Cindy was joined on stage today by Konrad Wiszniewski (sax tenor), Iain Matheson (piano), Peter Lowitt (bass) and Bill Kemp (drums). Sadly the Festival Jazz programme did not list any of the musicians playing with Cindy today so a few people maybe missed out on hearing some great playing by Konrad Wiszniewski and the other guys. Where they would have gone though is a question, as the venue was pretty full for this afternoon set.
I have to admit here that, as much as I like listening to Jazz, I do not have the technical musical skills to write a critical review of anyone's ability to play an instrument.
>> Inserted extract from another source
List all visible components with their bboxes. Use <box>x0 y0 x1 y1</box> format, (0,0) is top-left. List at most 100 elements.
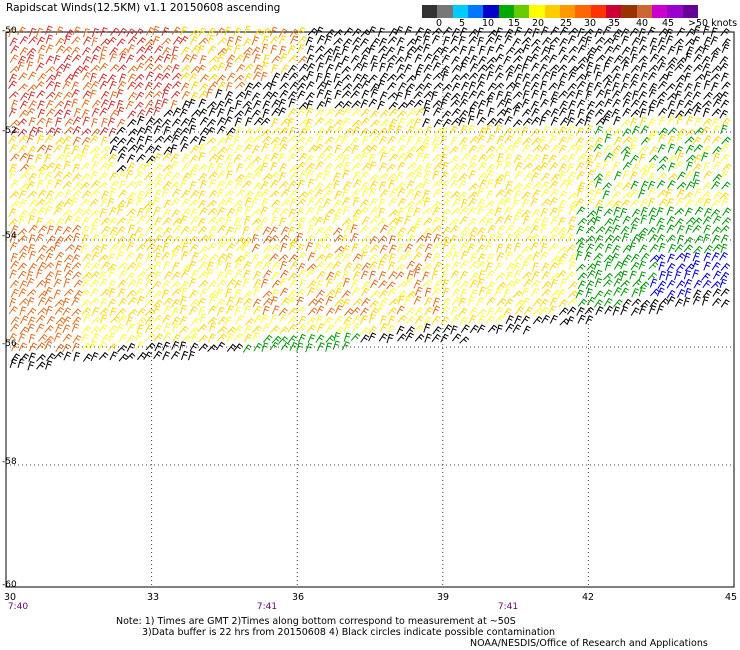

To me, Jazz as a listener is about letting great musicians and singers take you on a journey with the music and the emotions that that music can produce in you.
From the very beginning it is obvious that Cindy Douglas does not just sing the music here. Cindy Douglas loves what she is singing and jazz is in her soul. I only managed to catch the first one hour set of this show from Cindy today as, for some reason, the Jazz Festival had split her sets into two one-hour performances with two tickets required. I thought that I was only going to a one hour performance and had only left that amount of time in my afternoon to review this show, so sorry Cindy for only a first half review.
The first half was a great set that included many of the classic songs such as All of Me, Body and Soul, I Can’t Give You Anything But Love and Don’t Explain. The song, however, on this first set that was probably closest to her heart today was a very brave and clever re-working of Strange Fruit. On this one Cindy was joined by Karen Marshalsay on Celtic harp. Taking a song that I always find very powerful (and often disturbing) about the race lynchings of Billie Holiday's time and using it to highlight the appalling abuse of women and girls in parts of India and Indian society at the moment was a brave move and again highlights just how well jazz music can be endlessly re-worked and re-interpreted.
Everyone played a great set today, but special note (apart from Cindy obviously) must go to Konrad Wiszniewski (sax tenor) as this is the sound that allowed Billie Holiday to wrap her voice and emotions around originally.
Jazz is an amazing music form. It allows musicians endless scope to play it straight as written, improvise or re-interpret and all of that was done today.
For those of you not familiar with The Tron Kirk, it is a 17th century former church building that is basically a renovated exterior shell in the historic Royal Mile of Edinburgh. It is not a full time music venue and has no luxuries like toilets or dressing rooms. The Tron Kirk is a pretty cold and foreboding building that does not easily lend itself to the atmosphere needed to make an intimate set like this work at its best. It is a tribute to the skills, passion and presence of Cindy and her band that this type of set works in this sort of building. It would be great to catch this set in full if it ever returns to Edinburgh in more of an intimate "club" setting.